DANA GIOIA: I’ve at all times been interested in verse tragedy, even earlier than I knew I used to be going to be a poet. I didn’t research Greek tragedy in highschool, however I learn Sophocles and Euripides alone (within the Robert Fitzgerald and Richmond Lattimore translations). The primary elective course I took at Stanford was a two-term freshman seminar on tragedy taught by a courtly older man who chaired the Spanish Division. (He most well-liked Racine to Shakespeare and infrequently lamented the haphazard strategies of Golden Age Spanish theater.) We learn each main tragedian within the Western custom, besides Seneca. That struck me as odd. There was the same silence at Harvard grad faculty. Lastly, after I left academia, I explored Seneca. I knew Classical Latin poetry however nothing about Roman tragic theater. I learn Thyestes in translation, and I used to be dazzled by its violent splendor. I learn the opposite performs, one after the other.

I selected Hercules Furens to translate due to its fabulous account of the Underworld. The play was the lacking hyperlink between Virgil’s Aeneid and Dante’s Inferno. My curiosity wasn’t scholarly. These poems had been foundational to my very own sense of being a poet. I significantly admired Virgil and Dante’s capacity to create highly effective, multi-leveled narratives that by no means misplaced their lyrical impulse. Musicality is the mandatory magic of narrative poetry. It is usually a high quality lacking from most up to date poetry. From Seneca I realized how you can current drama that alternates between common motion and sudden however sustained moments of maximum emotion. You may name these excessive factors verbal arias or poetic oratory. In theater, they’re referred to as “show-stoppers”. Seneca’s lyric tragedies helped me write poetic texts for opera.

MATEUSZ STRÓŻYŃSKI: I grew to become interested by Hercules Furens throughout my analysis on Euripides’ Heracles and Medea, which I started round 2010. I attempted to have a look at the that means of infanticide in these two performs, from a psychoanalytic perspective, making an attempt to carry collectively my curiosity in Classical drama and psychoanalysis in addition to my expertise as a practising psychoanalytic psychotherapist. What struck me was that Seneca’s Hercules was rather more just like Euripides’ Medea than to his Heracles. Each appear to offer an unimaginable perception into what has been conceptualized in psychoanalysis as pathological narcissism, particularly by authors resembling Herbert Rosenfeld, Heinz Kohut, and Otto Kernberg.

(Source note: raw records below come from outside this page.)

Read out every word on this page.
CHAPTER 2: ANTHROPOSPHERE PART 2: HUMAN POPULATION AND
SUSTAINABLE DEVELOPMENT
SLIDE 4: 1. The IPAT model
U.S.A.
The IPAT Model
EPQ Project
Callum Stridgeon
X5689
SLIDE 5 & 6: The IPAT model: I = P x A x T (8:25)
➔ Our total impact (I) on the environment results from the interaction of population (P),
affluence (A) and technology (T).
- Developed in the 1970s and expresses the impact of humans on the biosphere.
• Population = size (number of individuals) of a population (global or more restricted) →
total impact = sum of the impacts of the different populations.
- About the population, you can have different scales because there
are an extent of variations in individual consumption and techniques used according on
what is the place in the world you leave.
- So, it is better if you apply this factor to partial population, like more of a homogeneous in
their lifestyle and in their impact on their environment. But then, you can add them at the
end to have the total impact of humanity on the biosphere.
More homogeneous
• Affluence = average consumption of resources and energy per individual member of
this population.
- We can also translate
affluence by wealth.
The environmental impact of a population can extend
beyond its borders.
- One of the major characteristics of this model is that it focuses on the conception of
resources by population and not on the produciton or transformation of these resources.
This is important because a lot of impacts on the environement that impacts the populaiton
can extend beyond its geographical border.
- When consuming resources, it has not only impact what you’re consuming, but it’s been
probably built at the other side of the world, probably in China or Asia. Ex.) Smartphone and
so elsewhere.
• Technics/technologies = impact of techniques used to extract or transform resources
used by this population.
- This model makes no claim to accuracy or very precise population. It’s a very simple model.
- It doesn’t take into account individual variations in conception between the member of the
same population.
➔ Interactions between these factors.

Seneca’s Hercules (like Medea) describes a destruction of the internal capability to like and rely upon others, by means of a want to regulate each the self and the others. I believe the horrifying sterility of the Underworld in Seneca displays the internal vacancy and deadness of a narcissistic persona, which inevitably manifests itself in aggression and destruction. However as we are able to see in Seneca, this narcissistic dynamic is usually masked by a story of saving the world from monsters in an effort to carry peace and concord.

Hercules, at first, is introduced by others and himself as a saviour and monster-killer who’s going to determine a legendary Golden Age. However the final result’s that his spouse and his kids are destroyed in a most horrifying method.

I believe this narcissistic dynamic, which has taken management over Western society in the previous couple of many years, has been depicted powerfully additionally by J.R.R. Tolkien (the Ring in Lord of the Rings destroys the soul of its bearer in trade for invisibility and energy) and J.Okay. Rowling (within the Harry Potter novels, the Horcruxes of Voldemort give him ‘immortality’ on the worth of splitting his soul). Seneca’s play is sadly prophetic in the way in which it describes how we, as a society, sacrifice what’s most fragile and valuable in our pursuit of utopian management over our personal our bodies and minds, and people of individuals round us.

Learn the entire thing right here.

I’ve a particular cause for taking an curiosity within the play, in addition to my greater than a quarter-century friendship with Dana. He devoted to me, with the phrases, “Tanquam Explorator.” I treasure that. Thanks, Dana!